D has acknowledged that my contextual research is much more evident now and relevant, going beyond simple commentary by linking it to my own work, which is good. I shall continue with this, including the suggested viewing. D. has added a reminder about making sure I document the exhibition well and collecting feedback from various sources- this will be my focus over the coming weeks.
It seems like a long time ago I submitted material to help publicise the exhibition, but some has now started to appear in these magazines-
The Leveller, which is a local free newspaper for Langport and the surrounding area.
The Evolver, which is a free magazine that covers the visual and performing arts across Wessex, and includes a number of major centres that include Bristol, Bath, Bournemouth Salisbury and Exeter.
O’Doherty’s piece seems to chart a period in arts history where there was a malaise felt through the way art often seemed to be smothered by an institution and where the visitor was often forced to contemplate not the art but the gallery itself- it had in some respects become a motif in itself, and on occasions the empty galley was the exhibit. Artist, Daniel Burren, who was sensitive to the politics of the gallery space and had some understanding of the impacts of the, then, current socialization, asked- ‘How can the artist contest society? When his art, all art, belongs objectively to that society?’
Indeed it seems that much of this time was dominated by how an artist could find another audience, or context in which his or her work could be viewed for itself, without external societal factors coming to dominate. The answer came in the form of- site-specific, temporary, non-purchasable, outside the museum, directed towards a non-art audience, retreating from object to idea.
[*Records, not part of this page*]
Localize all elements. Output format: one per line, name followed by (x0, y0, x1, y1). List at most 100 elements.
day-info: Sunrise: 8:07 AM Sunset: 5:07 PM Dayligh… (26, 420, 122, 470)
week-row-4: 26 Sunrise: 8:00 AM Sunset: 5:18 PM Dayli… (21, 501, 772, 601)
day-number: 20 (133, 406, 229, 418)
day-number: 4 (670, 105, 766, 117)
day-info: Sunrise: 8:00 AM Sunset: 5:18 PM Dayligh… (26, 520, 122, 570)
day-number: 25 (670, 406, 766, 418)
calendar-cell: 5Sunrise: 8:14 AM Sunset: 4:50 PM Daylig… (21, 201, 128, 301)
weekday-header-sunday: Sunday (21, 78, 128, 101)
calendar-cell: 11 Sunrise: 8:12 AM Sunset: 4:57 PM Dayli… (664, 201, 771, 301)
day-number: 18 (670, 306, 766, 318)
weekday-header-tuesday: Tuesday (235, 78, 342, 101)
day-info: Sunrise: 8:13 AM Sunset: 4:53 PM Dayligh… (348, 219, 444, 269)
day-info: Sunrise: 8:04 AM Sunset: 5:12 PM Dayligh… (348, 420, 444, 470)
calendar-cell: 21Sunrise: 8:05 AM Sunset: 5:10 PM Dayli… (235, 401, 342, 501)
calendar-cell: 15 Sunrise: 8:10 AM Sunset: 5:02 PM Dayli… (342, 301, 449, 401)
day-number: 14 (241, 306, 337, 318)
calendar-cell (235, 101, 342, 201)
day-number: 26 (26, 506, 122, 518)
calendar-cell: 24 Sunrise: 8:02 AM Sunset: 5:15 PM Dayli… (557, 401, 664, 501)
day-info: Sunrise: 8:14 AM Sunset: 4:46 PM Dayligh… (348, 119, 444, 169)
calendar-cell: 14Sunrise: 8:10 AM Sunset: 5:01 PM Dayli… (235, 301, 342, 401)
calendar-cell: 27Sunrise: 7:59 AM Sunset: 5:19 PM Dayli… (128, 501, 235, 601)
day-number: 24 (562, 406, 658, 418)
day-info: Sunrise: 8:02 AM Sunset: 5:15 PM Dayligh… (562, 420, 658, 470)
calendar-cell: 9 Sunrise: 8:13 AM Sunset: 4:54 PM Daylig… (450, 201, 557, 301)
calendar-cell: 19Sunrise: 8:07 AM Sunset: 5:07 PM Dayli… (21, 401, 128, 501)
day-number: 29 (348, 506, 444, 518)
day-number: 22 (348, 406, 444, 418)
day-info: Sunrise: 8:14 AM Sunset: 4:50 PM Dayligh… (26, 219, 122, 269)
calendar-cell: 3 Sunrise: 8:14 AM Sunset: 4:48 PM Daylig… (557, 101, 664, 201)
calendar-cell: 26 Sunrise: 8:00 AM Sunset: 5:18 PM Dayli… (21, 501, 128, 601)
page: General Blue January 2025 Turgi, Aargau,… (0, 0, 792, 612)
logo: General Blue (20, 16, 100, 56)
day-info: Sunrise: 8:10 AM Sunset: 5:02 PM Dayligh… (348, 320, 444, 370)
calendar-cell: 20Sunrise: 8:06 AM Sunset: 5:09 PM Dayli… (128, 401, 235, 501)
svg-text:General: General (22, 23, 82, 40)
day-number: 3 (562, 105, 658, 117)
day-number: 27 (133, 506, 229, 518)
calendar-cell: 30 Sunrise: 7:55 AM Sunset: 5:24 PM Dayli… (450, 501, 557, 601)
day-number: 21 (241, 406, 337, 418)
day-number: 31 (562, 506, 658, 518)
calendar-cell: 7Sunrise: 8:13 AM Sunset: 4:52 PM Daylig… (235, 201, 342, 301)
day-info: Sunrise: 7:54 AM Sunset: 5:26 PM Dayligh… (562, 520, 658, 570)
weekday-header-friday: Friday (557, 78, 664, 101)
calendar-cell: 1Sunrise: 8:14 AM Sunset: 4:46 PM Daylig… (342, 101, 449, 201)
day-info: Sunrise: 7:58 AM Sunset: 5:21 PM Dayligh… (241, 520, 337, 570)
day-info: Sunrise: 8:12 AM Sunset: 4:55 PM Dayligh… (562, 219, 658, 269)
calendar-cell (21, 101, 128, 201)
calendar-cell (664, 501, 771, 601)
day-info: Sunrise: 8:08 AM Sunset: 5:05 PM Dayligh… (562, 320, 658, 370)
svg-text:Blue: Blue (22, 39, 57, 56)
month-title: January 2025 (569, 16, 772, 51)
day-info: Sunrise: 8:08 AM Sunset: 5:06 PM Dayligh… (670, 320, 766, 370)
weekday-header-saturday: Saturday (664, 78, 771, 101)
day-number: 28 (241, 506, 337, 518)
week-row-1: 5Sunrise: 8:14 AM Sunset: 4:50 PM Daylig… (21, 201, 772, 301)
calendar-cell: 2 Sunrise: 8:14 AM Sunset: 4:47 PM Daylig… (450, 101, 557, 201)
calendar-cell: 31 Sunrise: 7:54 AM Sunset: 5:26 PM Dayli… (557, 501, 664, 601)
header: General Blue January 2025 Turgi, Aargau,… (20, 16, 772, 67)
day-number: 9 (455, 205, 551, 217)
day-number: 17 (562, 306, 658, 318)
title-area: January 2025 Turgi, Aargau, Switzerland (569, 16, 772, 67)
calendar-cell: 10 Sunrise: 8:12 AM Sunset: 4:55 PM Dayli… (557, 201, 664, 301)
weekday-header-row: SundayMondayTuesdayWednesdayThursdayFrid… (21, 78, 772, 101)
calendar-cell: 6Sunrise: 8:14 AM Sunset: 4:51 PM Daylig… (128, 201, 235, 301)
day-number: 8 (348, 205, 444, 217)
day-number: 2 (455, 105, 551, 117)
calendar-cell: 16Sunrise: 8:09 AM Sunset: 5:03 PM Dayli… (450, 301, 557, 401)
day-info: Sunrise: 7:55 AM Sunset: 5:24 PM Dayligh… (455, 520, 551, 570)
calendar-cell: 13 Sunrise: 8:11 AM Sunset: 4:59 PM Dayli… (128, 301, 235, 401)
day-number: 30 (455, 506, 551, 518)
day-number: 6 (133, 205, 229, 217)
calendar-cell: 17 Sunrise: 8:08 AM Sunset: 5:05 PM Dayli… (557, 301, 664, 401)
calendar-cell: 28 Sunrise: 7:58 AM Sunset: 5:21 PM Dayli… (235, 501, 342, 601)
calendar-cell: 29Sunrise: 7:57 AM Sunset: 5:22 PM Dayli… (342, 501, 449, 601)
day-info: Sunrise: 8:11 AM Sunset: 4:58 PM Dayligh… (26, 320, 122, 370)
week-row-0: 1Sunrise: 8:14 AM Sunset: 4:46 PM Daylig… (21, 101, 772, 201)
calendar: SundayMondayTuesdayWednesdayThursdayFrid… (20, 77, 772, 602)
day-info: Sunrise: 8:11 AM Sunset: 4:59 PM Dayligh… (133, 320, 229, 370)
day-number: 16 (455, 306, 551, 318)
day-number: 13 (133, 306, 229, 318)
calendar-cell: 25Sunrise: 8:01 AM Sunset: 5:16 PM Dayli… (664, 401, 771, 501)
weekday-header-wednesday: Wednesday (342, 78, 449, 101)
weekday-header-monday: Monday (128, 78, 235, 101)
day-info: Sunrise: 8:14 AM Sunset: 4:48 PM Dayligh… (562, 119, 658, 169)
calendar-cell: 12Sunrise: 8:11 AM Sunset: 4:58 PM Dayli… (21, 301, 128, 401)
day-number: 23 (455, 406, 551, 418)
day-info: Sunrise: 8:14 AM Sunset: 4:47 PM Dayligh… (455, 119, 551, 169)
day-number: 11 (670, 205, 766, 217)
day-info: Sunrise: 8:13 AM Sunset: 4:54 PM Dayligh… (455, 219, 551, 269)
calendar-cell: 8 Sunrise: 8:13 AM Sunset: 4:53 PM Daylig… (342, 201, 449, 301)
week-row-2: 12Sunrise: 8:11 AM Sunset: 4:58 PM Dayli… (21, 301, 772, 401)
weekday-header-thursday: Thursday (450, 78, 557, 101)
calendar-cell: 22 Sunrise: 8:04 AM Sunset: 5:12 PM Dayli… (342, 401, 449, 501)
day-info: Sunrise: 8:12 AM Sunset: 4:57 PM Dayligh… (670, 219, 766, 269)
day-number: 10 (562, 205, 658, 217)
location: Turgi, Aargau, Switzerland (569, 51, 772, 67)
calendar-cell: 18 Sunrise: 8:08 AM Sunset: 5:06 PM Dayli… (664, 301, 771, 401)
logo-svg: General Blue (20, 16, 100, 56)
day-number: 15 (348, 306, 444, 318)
The various ‘gestures’ charted were ways to emphasize ideas and emotions that could be perceived in many ways. O’Doherty suggests that to have effect the ‘gesture’ short term impact must ‘snare attention’, as often has only been over time that the full content would be perceived, and that it must relate to an existing body of accepted ideas, whilst placing itself outside of them.
It almost seems to me that O’Doherty is describing how artists through this period were trying to negotiate the fine line between insider and outsider, trying to find the place where their work could maintain its integrity. I can see also how this might have impacted on artists desire to have more control over where, and how and for whom their work would be shown, eschewing the powers that be of major institutions/museums, and in part explaining the rise of the artist/curator.
O’Doherty, B (2000) Inside the White Cube: the Ideology of the Gallery space, Berkley/ Los Angeles: University of California Press, Chapter 5: the Gallery as Gesture.